Dominic Reinold

Personal information
- Date of birth: 7 January 1989 (age 37)
- Place of birth: Wesseling, West Germany
- Height: 1.91 m (6 ft 3 in)
- Position: Forward

Youth career
- Hamburger SV
- 2007–2008: Bonner SC
- 2009–2010: Fairleigh Dickinson Knights

Senior career*
- Years: Team / Apps / (Gls)
- 2010–2011: New Jersey Rangers / 11 / (6)
- 2011–2012: Beira-Mar / 2 / (0)
- 2011–2012: → Covilhã (loan) / 24 / (2)
- Total:  / 37 / (8)

= Dominic Reinold =

German footballer (born 1989)

Dominic Reinold (born 7 January 1989) is a German former professional footballer who played as a forward.

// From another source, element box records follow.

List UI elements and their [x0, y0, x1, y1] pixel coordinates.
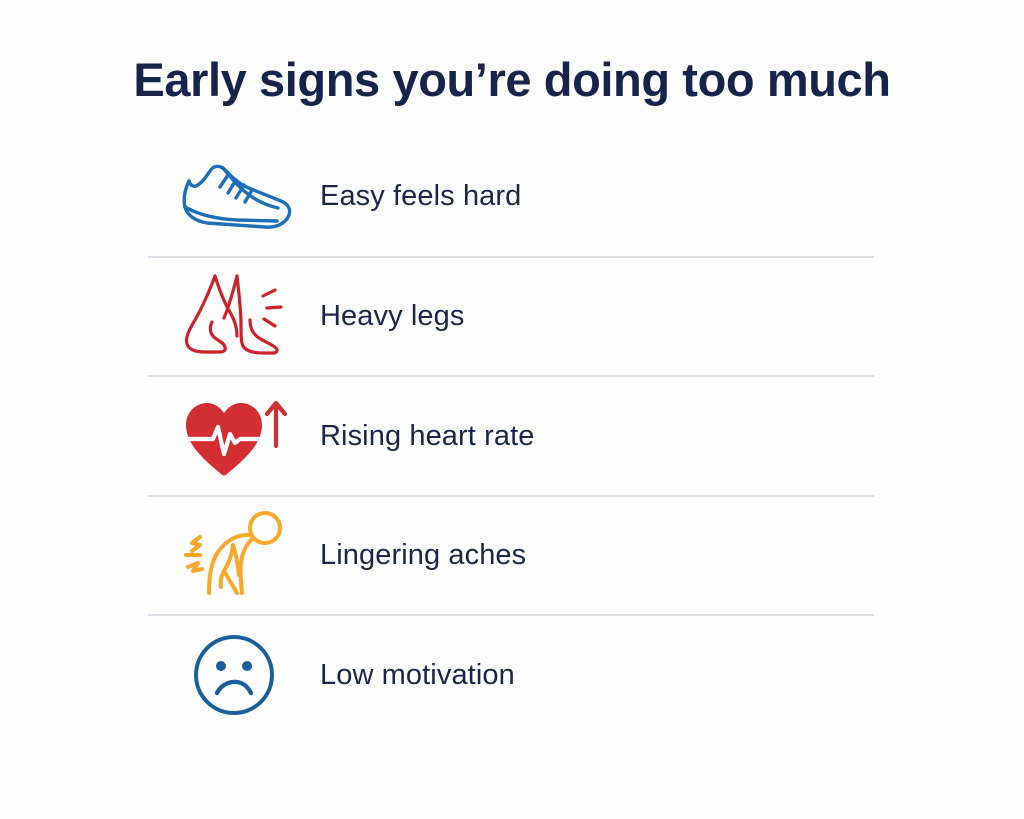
- infographic-card: Early signs you’re doing too much Easy f…: [0, 0, 1024, 819]
- back-pain-person-icon: [148, 507, 320, 603]
- list-item: Lingering aches: [148, 495, 874, 615]
- list-item: Heavy legs: [148, 256, 874, 376]
- signs-list: Easy feels hard Heavy leg: [148, 136, 874, 734]
- heart-rate-rising-icon: [148, 388, 320, 484]
- list-item: Rising heart rate: [148, 375, 874, 495]
- list-item: Easy feels hard: [148, 136, 874, 256]
- sad-face-icon: [148, 627, 320, 723]
- list-item: Low motivation: [148, 614, 874, 734]
- running-shoe-icon: [148, 148, 320, 244]
- list-item-label: Low motivation: [320, 657, 515, 693]
- list-item-label: Heavy legs: [320, 298, 464, 334]
- list-item-label: Easy feels hard: [320, 178, 521, 214]
- list-item-label: Lingering aches: [320, 537, 526, 573]
- aching-legs-icon: [148, 268, 320, 364]
- page-title: Early signs you’re doing too much: [0, 52, 1024, 108]
- list-item-label: Rising heart rate: [320, 418, 534, 454]
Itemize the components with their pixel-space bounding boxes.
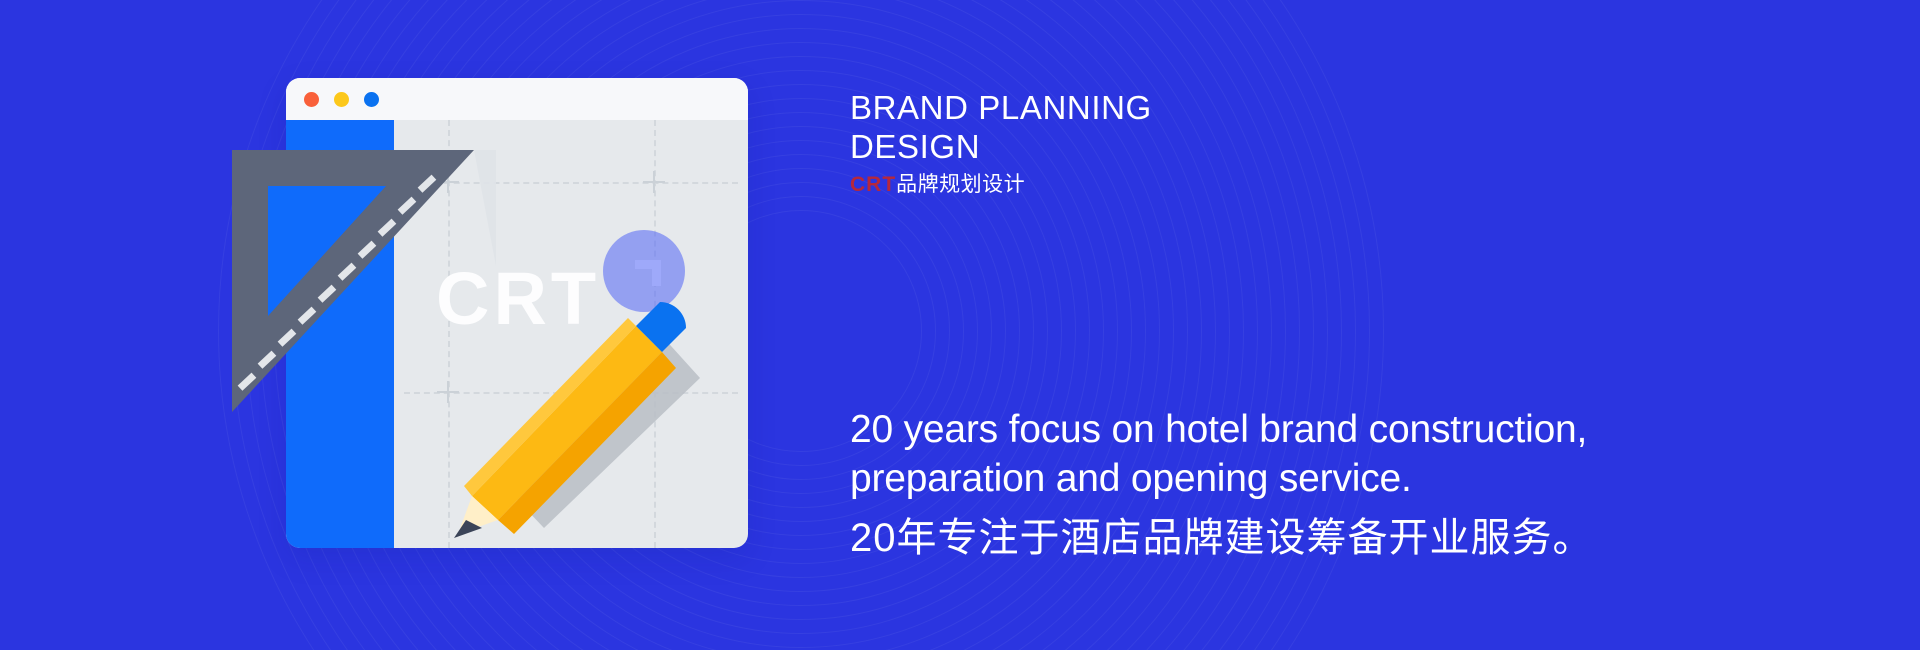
minimize-dot-icon[interactable]	[334, 92, 349, 107]
headline: BRAND PLANNING DESIGN	[850, 88, 1310, 166]
text-block: BRAND PLANNING DESIGN CRT品牌规划设计 20 years…	[850, 0, 1850, 650]
window-titlebar	[286, 78, 748, 120]
close-dot-icon[interactable]	[304, 92, 319, 107]
brand-banner: CRT	[0, 0, 1920, 650]
subheadline: CRT品牌规划设计	[850, 172, 1025, 198]
subheadline-brand: CRT	[850, 173, 896, 196]
tagline-english: 20 years focus on hotel brand constructi…	[850, 405, 1680, 503]
subheadline-cn: 品牌规划设计	[896, 173, 1025, 196]
pencil-icon	[448, 228, 748, 538]
tagline-chinese: 20年专注于酒店品牌建设筹备开业服务。	[850, 512, 1594, 564]
illustration: CRT	[228, 78, 748, 556]
guide-crosshair-icon	[643, 171, 665, 193]
maximize-dot-icon[interactable]	[364, 92, 379, 107]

==College and amateur career==
Reinold moved to the United States to play college soccer at Fairleigh Dickinson University in 2009. In his freshman year, Reinold made 18 appearances and led his team with 12 goals and also recorded four assists for a total of 28 points. In his sophomore year, he finished with nine goals and four assists for a total of 22 points.

During his two years at Fairleigh Dickinson, Reinold was named to the First Team All-Northeast Conference in 2009 and 2010 and National Soccer Coaches Association of America Second Team All-North Atlantic Region in 2010. He was also named 2009 Northeast Conference Rookie of the Year.

Reinold also spent two seasons with the New Jersey Rangers in the USL Premier Development League.

==Professional==
On 21 July 2011, after a successful trial, Reinold signed a two-year contract with Beira-Mar, forgoing his final two years of eligibility with Fairleigh Dickinson. He made his professional debut on 14 August, coming on as a sub for Zhang Chengdong in a 0–0 draw against Marítimo.